Definition and Initial Suspicion
Pulmonary hypertension (PH) is defined as a mean pulmonary arterial pressure (PAP) ≥25 mmHg at rest measured by right heart catheterization 1, 2. Early symptoms are often nonspecific, including:
- Breathlessness on exertion (most common)
- Fatigue
- Syncope (especially in children)
- Angina pectoris
- Palpitations
- Dry cough
- Exertional nausea and vomiting 3
Diagnostic Algorithm
Step 1: Initial Screening Tests
When PH is suspected, the following initial tests should be performed:
- Transthoracic echocardiography (recommended as first-line screening) 1
- Electrocardiogram
- Chest radiograph
- Basic laboratory tests:
- Complete blood count
- Renal and liver function tests
- Thyroid function tests 3
Step 2: Assessment Based on Echocardiographic Probability
If echocardiography shows high or intermediate probability of PH:
- Clinical history, symptoms, and signs evaluation
- Pulmonary function tests (including DLCO)

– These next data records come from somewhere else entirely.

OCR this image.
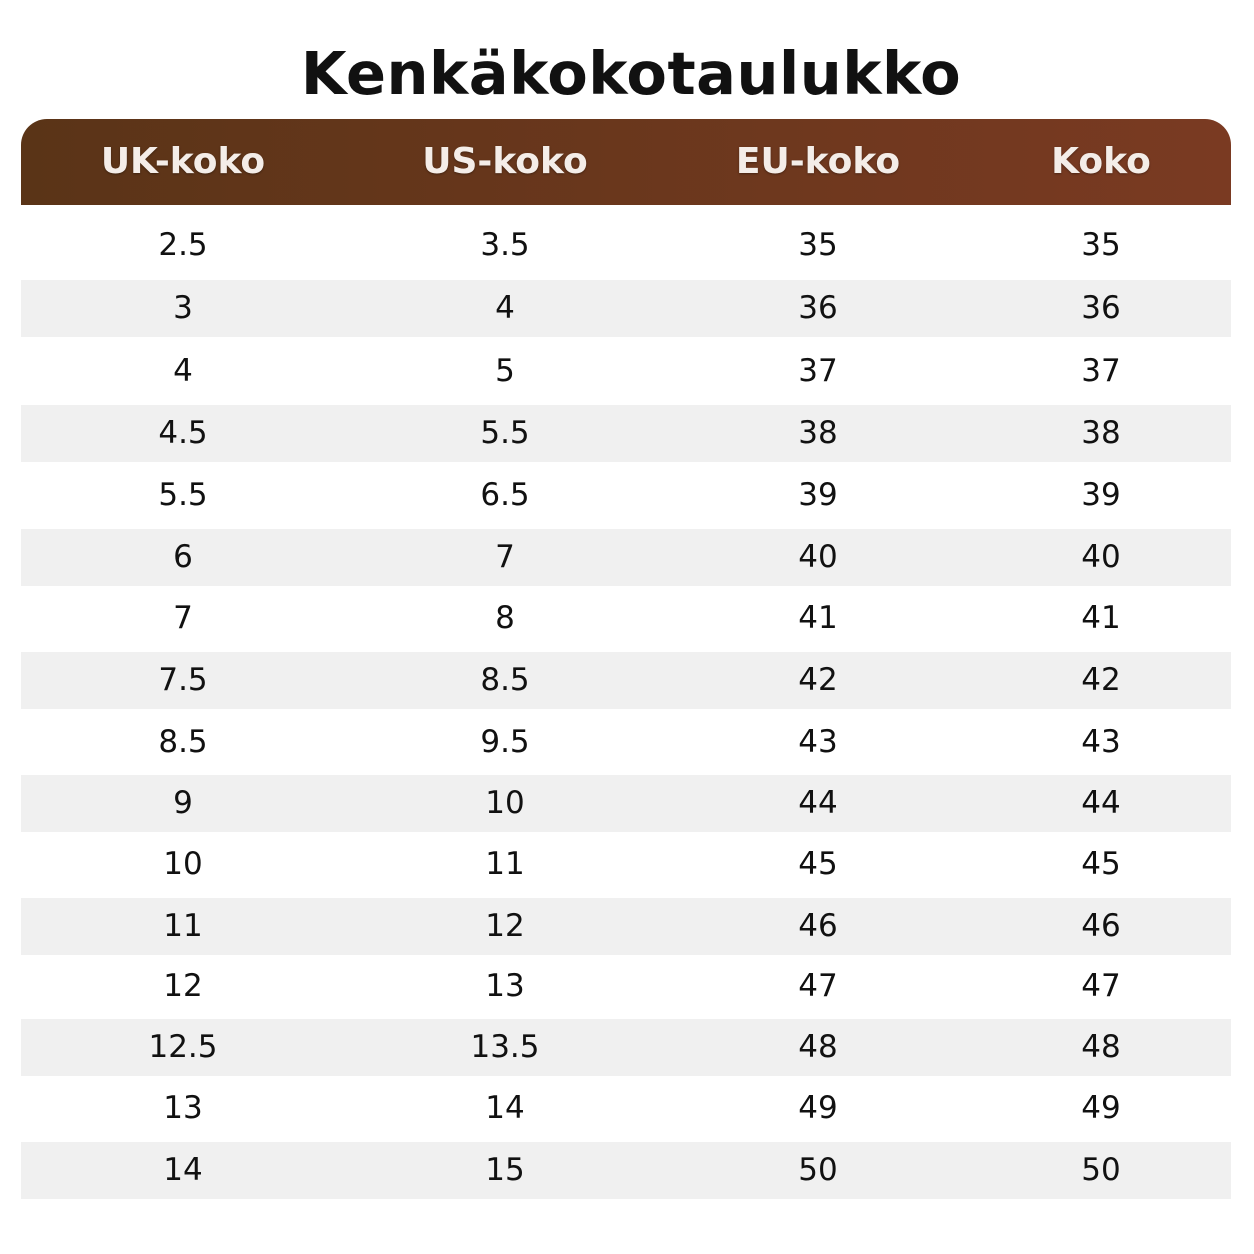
Kenkäkokotaulukko
UK-koko	US-koko	EU-koko	Koko
2.5	3.5	35	35
3	4	36	36
4	5	37	37
4.5	5.5	38	38
5.5	6.5	39	39
6	7	40	40
7	8	41	41
7.5	8.5	42	42
8.5	9.5	43	43
9	10	44	44
10	11	45	45
11	12	46	46
12	13	47	47
12.5	13.5	48	48
13	14	49	49
14	15	50	50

- Arterial blood gases analysis
- High-resolution CT of the chest
- Consider nocturnal oximetry if required 1
Step 3: Differential Diagnosis of PH Groups
Based on initial findings, determine if left heart disease (group 2) or lung disease (group 3) is present:
- If left heart or lung disease is confirmed with severe PH/RV dysfunction → refer to PH expert center
- If left heart or lung disease is not confirmed → proceed to ventilation/perfusion (V/Q) lung scan 1
Step 4: V/Q Scan Interpretation
- Multiple segmental perfusion defects → suspect CTEPH (group 4)

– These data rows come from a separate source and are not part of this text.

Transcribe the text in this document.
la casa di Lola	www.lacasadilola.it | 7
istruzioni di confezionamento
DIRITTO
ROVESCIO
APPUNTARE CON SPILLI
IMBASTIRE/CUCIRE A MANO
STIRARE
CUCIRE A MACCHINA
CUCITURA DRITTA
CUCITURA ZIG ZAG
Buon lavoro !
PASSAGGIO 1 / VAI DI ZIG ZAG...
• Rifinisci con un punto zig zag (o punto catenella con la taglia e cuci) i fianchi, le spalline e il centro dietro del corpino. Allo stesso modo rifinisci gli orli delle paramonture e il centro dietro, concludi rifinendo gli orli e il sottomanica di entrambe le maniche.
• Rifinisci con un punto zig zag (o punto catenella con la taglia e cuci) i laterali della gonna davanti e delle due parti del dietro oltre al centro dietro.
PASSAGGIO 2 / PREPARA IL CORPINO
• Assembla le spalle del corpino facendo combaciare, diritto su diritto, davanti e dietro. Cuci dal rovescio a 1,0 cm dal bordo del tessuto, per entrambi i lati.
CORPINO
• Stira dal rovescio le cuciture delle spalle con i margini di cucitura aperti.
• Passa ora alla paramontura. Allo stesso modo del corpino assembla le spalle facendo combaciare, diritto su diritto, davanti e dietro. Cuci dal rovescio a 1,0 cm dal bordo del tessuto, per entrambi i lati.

- Requires CT pulmonary angiography, RHC, and selective pulmonary angiography for confirmation
- Normal or subsegmental "patchy" perfusion defects → suspect PAH (group 1) or rarer conditions (group 5) 1
Step 5: Definitive Diagnosis - Right Heart Catheterization
RHC is mandatory to confirm diagnosis with the following hemodynamic criteria:
- Mean PAP ≥25 mmHg
- For pre-capillary PH (including PAH): Pulmonary wedge pressure (PWP) ≤15 mmHg
- For post-capillary PH: PWP >15 mmHg 1, 2
Step 6: Additional Testing Based on Suspected Etiology
For suspected PAH (group 1):
- Immunology testing
- HIV testing
- Abdominal ultrasound (for portal hypertension)
- Thyroid function tests
- Connective tissue disease screening 1
For suspected CTEPH (group 4):
- CT pulmonary angiography
- Selective pulmonary angiography 1
Important Diagnostic Tests and Their Roles
Echocardiography:
- Key screening tool
- Estimates pulmonary pressure
- Assesses right ventricular function
- Helps exclude secondary causes 4
Right Heart Catheterization:
- Gold standard for definitive diagnosis
- Measures exact pulmonary pressures
- Assesses vasoreactivity (important for treatment decisions)

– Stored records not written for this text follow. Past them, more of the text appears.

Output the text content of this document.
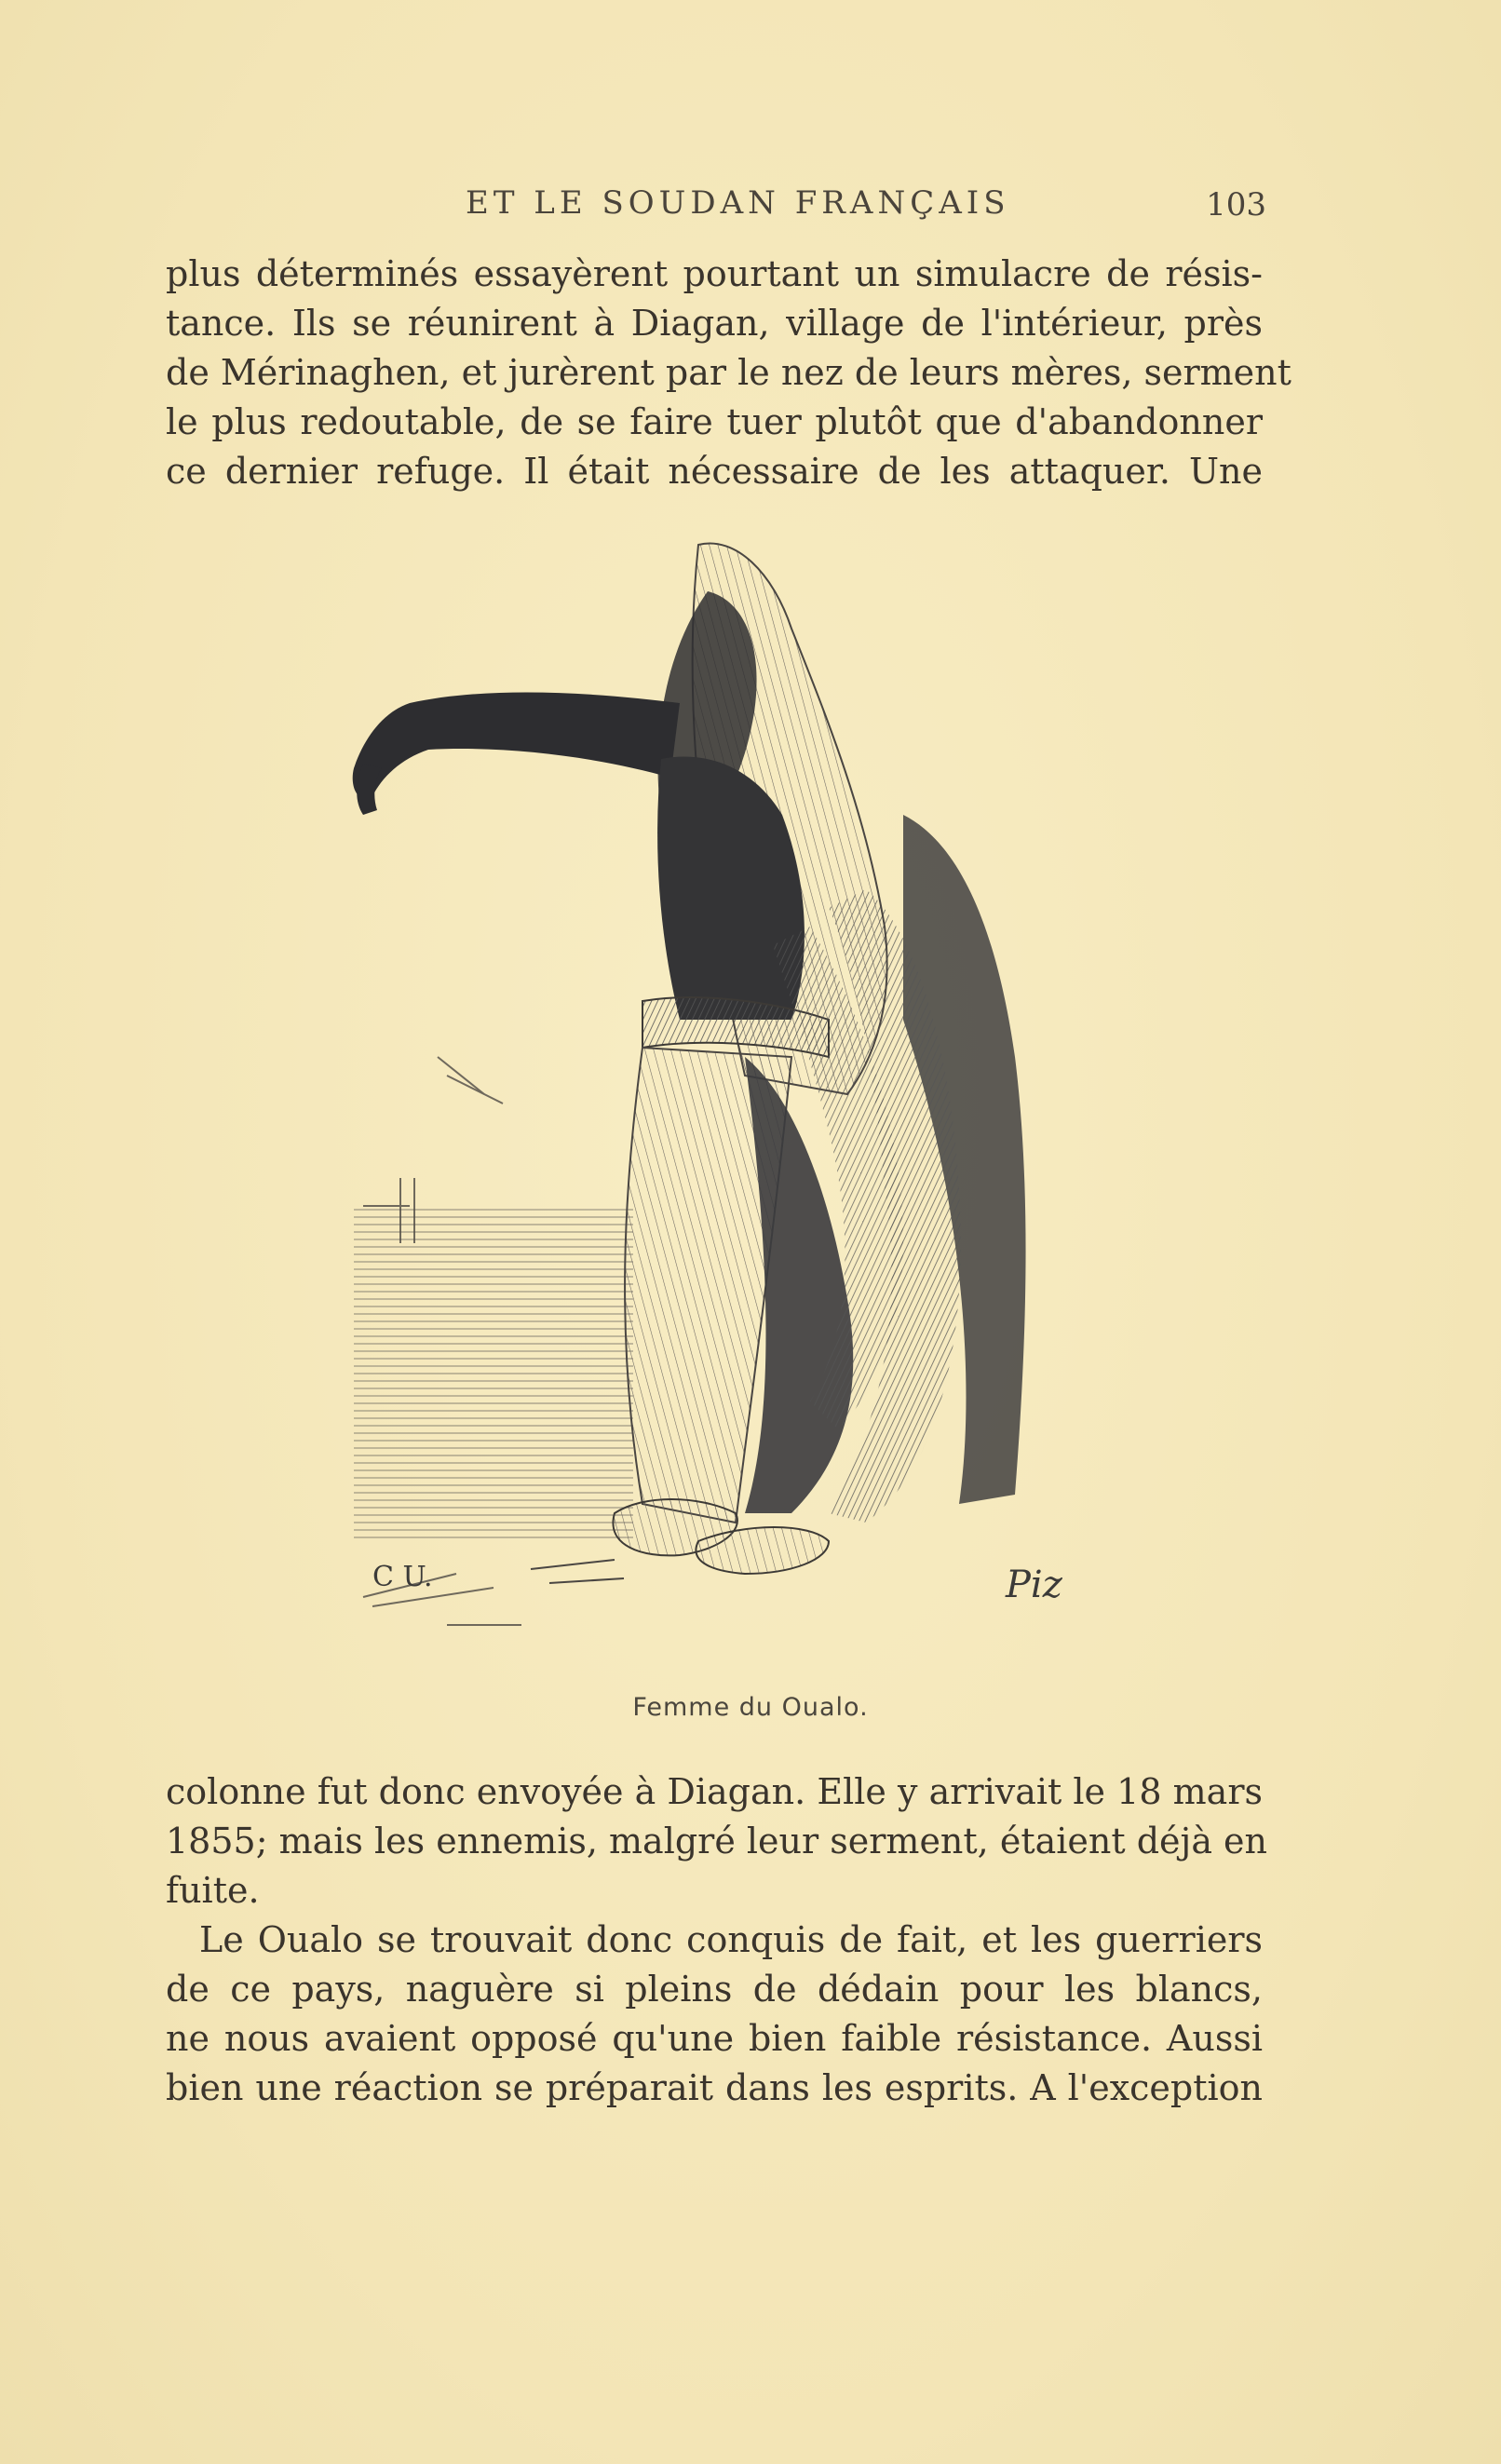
ET LE SOUDAN FRANÇAIS	103
plus déterminés essayèrent pourtant un simulacre de résis-
tance. Ils se réunirent à Diagan, village de l'intérieur, près
de Mérinaghen, et jurèrent par le nez de leurs mères, serment
le plus redoutable, de se faire tuer plutôt que d'abandonner
ce dernier refuge. Il était nécessaire de les attaquer. Une
C U.	Piz
Femme du Oualo.
colonne fut donc envoyée à Diagan. Elle y arrivait le 18 mars
1855; mais les ennemis, malgré leur serment, étaient déjà en
fuite.
Le Oualo se trouvait donc conquis de fait, et les guerriers
de ce pays, naguère si pleins de dédain pour les blancs,
ne nous avaient opposé qu'une bien faible résistance. Aussi
bien une réaction se préparait dans les esprits. A l'exception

- Determines cardiac output and pulmonary vascular resistance 5
V/Q Scan:
- Essential to rule out CTEPH
- More sensitive than CT angiography alone for chronic thromboembolic disease 1
High-Resolution CT:
- Evaluates lung parenchymal disease
- May show signs of PVOD (pulmonary veno-occlusive disease) 1
Pulmonary Function Tests with DLCO:
- Identifies underlying respiratory conditions
- DLCO often reduced in PAH 1
Biomarkers:
Common Pitfalls to Avoid
- Misdiagnosis due to nonspecific symptoms: Dyspnea and fatigue are common in many conditions; maintain high index of suspicion 3
- Relying solely on echocardiography: While useful for screening, it cannot replace RHC for definitive diagnosis 1
- Missing CTEPH: CT pulmonary angiography alone may miss diagnosis; V/Q scan is essential 1
- Inadequate hemodynamic assessment: Proper RHC technique is crucial for accurate diagnosis 2
- Delayed diagnosis: Early symptoms are often nonspecific, leading to advanced disease at presentation 2
- Open lung biopsy: Not recommended in patients with PAH 1
Follow-up Assessment
After diagnosis, regular follow-up is essential to monitor disease progression and treatment response:
- Clinical assessment and functional class: Every 3-6 months
- ECG: Every 3-6 months
- Exercise capacity (6MWT): Every 3-6 months
- Echocardiography: Every 6-12 months
- Basic laboratory tests: Every 3-6 months
- RHC: At baseline and when clinical worsening occurs or after therapy changes 1
By following this systematic diagnostic approach, clinicians can accurately diagnose pulmonary hypertension, determine its etiology, and guide appropriate treatment decisions to improve patient outcomes.